In the olden days, treating time as something different from space didn’t matter, because the rate that time passed was seen as constant.

Then along came this dude called Albert Einstein, who proved that that rate at which time passes *changes* depending on how fast you are traveling *through space* (your velocity) relative to someone else. In physics, this is called Special Relativity.

So, basically, instead of space being one thing and time being another unrelated thing, Einstein showed that space and time are inextricably intertwined and should be treated as one thing (instead of two). He called that one thing “spacetime.”

It’s not “space.” It’s not “time.” It’s two things that work together as one.

Like a Reese’s Cup. Spacetime is like a Reese’s Cup. Two great tastes that taste great together.

Bam! There ya go.

Anonymous 0 Comments

You can locate an object by giving a location where it can be found, and a time when it can be found there. Both position and time are required because that object is located in space-time, not just in space.

Anonymous 0 Comments

I’ve been busy at work and i came back to find this big amount of wonderful,satisfactory replies
Thank you all really
Thanks to everyone who took time to answer ❤️

Anonymous 0 Comments

So you got motion, gravity influences motion etc. For many years we considered motion as dynamics. Things move so as time progresses an object changes its position. So you have to think about functions that describe the motion. The path of the object the graph of the function is however a static thing. So many scientists had the idea that maybe motion can be expressed with something static like a path. We know an object starts at A and ends at B but what path it took. This is a more static view of motion rather than the dynamical view of Newtonian mechanics.
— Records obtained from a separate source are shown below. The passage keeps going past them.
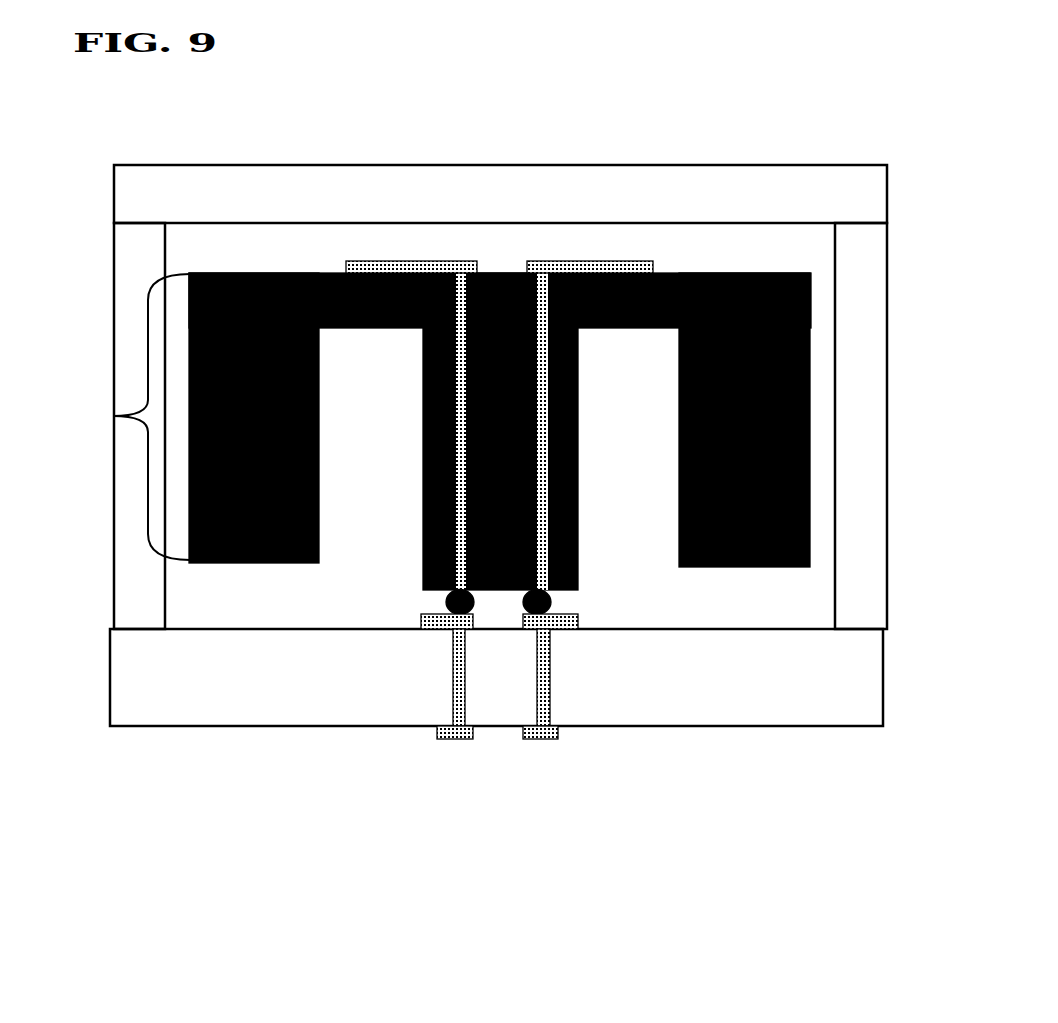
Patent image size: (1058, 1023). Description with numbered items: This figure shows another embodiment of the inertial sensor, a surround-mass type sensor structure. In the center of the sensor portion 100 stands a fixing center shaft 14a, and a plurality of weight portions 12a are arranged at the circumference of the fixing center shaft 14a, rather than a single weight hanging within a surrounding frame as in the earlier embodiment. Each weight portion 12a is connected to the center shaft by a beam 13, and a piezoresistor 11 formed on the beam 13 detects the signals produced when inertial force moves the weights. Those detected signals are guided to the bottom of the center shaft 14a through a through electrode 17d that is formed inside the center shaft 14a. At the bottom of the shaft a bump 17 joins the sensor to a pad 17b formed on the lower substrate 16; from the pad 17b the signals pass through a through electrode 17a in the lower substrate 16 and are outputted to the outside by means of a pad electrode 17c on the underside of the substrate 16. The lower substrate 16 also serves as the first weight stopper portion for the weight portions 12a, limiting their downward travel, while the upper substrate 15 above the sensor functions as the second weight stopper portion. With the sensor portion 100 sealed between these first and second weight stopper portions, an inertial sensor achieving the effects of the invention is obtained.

The sensor portion 100 is at (492, 457).
The upper substrate 15 is at (380, 167).
The lower substrate 16 is at (190, 683).
The piezoresistor 11 is at (656, 273).
The beam 13 is at (617, 328).
The weight portion 12a is at (753, 567).
The fixing center shaft 14a is at (423, 506).
The bump 17 is at (557, 622).
The through electrode 17a is at (547, 686).
The pad 17b is at (430, 626).
The pad electrode 17c is at (553, 742).
The through electrode 17d is at (440, 405).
With Newton’s laws we in the most general case track how vectors of forces change over time, we might not be able to express the motion as a function so in general we dynamically track the vectors. Thats what we do when we have like 3 gravitationally attracted bodies. A 3 body problem, we simulate the thing and see how the vectors for forces and velocity change each second.

We use a 3D coordinate system for describing dynamics. The objects move around in our coordinate system. We track it as time progresses. Here comes Einstein and says what if instead of doing 3D dynamics we give our coordinate system a time axis. Its now a 4D coordinate system but we now just turned dynamics into static geometry. Yes static, nothing moves every motion is just some kind of curve or a straight line. We can now calculate speed and do coordinate transformations just by messing with angles.
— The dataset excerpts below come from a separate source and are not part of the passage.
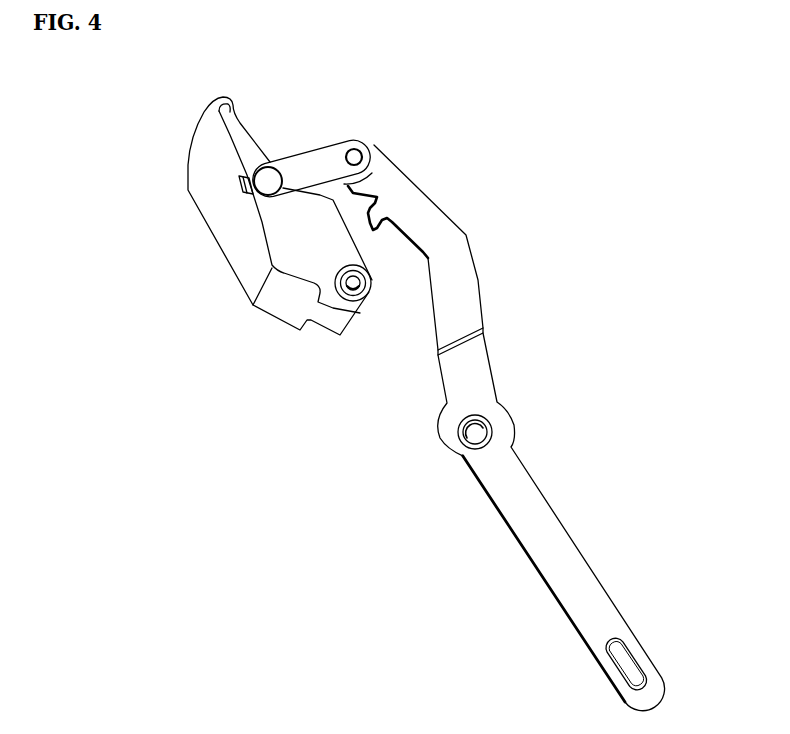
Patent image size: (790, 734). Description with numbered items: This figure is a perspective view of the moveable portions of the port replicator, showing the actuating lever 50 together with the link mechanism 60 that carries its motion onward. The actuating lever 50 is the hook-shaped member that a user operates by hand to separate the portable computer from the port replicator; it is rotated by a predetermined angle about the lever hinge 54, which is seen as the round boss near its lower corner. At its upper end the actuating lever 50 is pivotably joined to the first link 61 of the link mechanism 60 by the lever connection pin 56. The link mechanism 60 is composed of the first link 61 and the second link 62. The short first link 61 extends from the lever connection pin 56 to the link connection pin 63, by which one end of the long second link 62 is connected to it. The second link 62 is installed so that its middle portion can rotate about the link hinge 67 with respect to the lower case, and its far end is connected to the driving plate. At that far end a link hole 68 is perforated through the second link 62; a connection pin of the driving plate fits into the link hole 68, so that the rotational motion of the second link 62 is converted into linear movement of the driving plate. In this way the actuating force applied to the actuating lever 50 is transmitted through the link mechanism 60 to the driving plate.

The actuating lever 50 is at (223, 222).
The lever hinge 54 is at (351, 290).
The lever connection pin 56 is at (263, 182).
The link mechanism 60 is at (497, 113).
The first link 61 is at (373, 139).
The second link 62 is at (442, 207).
The link connection pin 63 is at (354, 155).
The link hinge 67 is at (472, 438).
The link hole 68 is at (626, 665).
Of course this geometry is not the good old friend euclidean geometry its hyperbolic. When we want to put gravity into this we even give it some curvature and trace our lines through that curved, hyperbolic spacetime. This is what spacetime is, its a coordinate system that allows us to treat motion as static geometry.

Anonymous 0 Comments

Spacetime exists as an absolute. Space and time are now known to not be entirely seperable. A thing which approaches the speed of light trades ever greater proporitions of its time component to increase its speed component.

Although objects with mass cannot reach the speed of light, a/an (massless) object at the speed of light does not experience time, just as an object (massive) very close to the speed of light experiences very little time.

This was predicted in theory and has been confirmed experimentally with extreme confidence. Any evidence contrary to this could completely revolutionize our understanding of physics.

I’m somewhat sure that time is not a physical dimension.

We can measure time as it passes. We predicted time would pass differently relating to being in a gravity well (on earth’s surface vs not-so-far away in space) and confirmed that being in a gravity well speeds up time. Clocks on the ISS record being slowed down by 0.007 seconds every six months. The planet curves every path towards it, as the planet has mass. This is different (yet obviously related) to time dilation from velocity. Less related would be length contraction, the measurable change in length of a thing as it approaches the speed of light.